By Terry Flanagan
With 13 exchanges and more than 30 active alternative trading systems, it’s no surprise that some market participants see the U.S. equity market as overly fragmented.
But there are some common misperceptions about the market and its sources of liquidity, according to Phil Mackintosh, Chief Economist at Nasdaq. Broadly speaking, the market functions well as it’s currently constituted, and exchanges are driving the bus.
“Markets are as liquid as they are today because there are a variety of venues and a variety of incentives that keep trades moving,” Mackintosh told Markets Media. “While this may bring up complaints of market fragmentation, there are many ways of looking at the market and as many ways to trade on these markets.”

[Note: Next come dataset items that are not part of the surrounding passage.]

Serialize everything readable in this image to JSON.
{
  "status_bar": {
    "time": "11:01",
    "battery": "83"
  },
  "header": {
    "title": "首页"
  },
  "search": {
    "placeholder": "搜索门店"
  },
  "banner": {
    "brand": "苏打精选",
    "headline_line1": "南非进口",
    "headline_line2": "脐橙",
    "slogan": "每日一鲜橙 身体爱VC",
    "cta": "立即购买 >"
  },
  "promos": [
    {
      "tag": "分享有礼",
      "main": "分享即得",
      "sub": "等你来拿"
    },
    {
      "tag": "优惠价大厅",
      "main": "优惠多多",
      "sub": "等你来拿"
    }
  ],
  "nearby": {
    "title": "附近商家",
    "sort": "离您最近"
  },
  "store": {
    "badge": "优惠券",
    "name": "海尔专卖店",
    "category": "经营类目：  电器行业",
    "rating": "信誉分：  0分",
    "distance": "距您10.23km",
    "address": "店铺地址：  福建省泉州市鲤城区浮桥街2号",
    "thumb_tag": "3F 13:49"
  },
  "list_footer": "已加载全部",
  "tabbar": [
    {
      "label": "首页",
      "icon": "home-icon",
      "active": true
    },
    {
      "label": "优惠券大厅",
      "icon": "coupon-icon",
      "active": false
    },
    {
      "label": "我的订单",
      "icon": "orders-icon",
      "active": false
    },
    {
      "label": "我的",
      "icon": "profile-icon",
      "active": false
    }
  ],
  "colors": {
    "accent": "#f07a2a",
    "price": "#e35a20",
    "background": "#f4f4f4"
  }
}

More than 7 billion shares change hands in the U.S. stock market each day on average, which sums to about $70 trillion per year, according to data compiled by Nasdaq. Roughly two-thirds of that is traded on exchanges, with the other one-third executed on ATSs. “While a significant segment of the market now trades off-exchange, these venues would be lost without the important price discovery that the lit markets—run by exchanges—provide,” Mackintosh said.
New Player
The debate around fragmentation of liquidity is particularly relevant on the heels of the January announcement that Bank of America Merrill Lynch, Citadel Securities, Morgan Stanley, Virtu Financial and five other large financial firms will launch their own exchange. The new venue, called Members Exchange, will directly compete with incumbent operators Nasdaq, New York Stock Exchange, Cboe Global Markets, and IEX.
MEMX aims to boost competition among exchanges, improve operational transparency, and lower trading costs. But there is also potential downside: institutional traders already have a tough time efficiently trading blocks, and a new venue competing for order flow stands to aggravate that problem.
On a January 30 earnings conference call, Nasdaq CEO Adena Friedman didn’t seem rattled by the startup, noting that it would be at least the sixth time that trading firms have drawn up plans to launch an exchange. “We certainly can’t be surprised by continuation of what has been for over 15 years, a hyper-competitive landscape in the U.S. securities markets,” she said.
A new exchange can be helpful, even to incumbent exchanges, to the extent that it pulls price quotes onto lit markets. “To the extent they bring some of that flow that’s currently internalized into an exchange environment, we then get to compete for that,” Friedman said.
So-called dark pools, which seek to match buyers and sellers of large trades without posting their bids and offers beforehand, have less market influence than is commonly perceived, Mackintosh noted in a Feb. 11 blog post. Such venues account for just one-third of off-exchange volume, or about 12% of total average daily volume.
Exchanges’ lit quotes flow through the Securities Information Processor and onto the market in the form of the National Best Bid and Offer. “No other industry can claim to have the same, market-wide, fair and equal pricing for their customers,” Mackintosh wrote.
Off-exchange venues rarely contribute quotes to the NBBO, Mackintosh’s research noted, though trades must be reported to the SIP, via a Trade Report Facility. Data shows that dark pools comprise about one-third of TRF volume; the rest of the TRF is “other trades” that brokers match, often on a principal basis, before they reach an exchange.
“The U.S. equity market is extremely competitive,” Mackintosh wrote. “Each segment of the market has devised a number of economic incentives to attract order flow to their venues. Rebates were targeted by the recently announced Access Fee Pilot, but they are just one of the many different incentives used across the industry.”
Just last week, Nasdaq, NYSE and Cboe said they would sue the U.S. Securities and Exchange Commission over the pilot plan, which the exchanges say would constrain competition, increase costs to investors and represents regulatory overreach.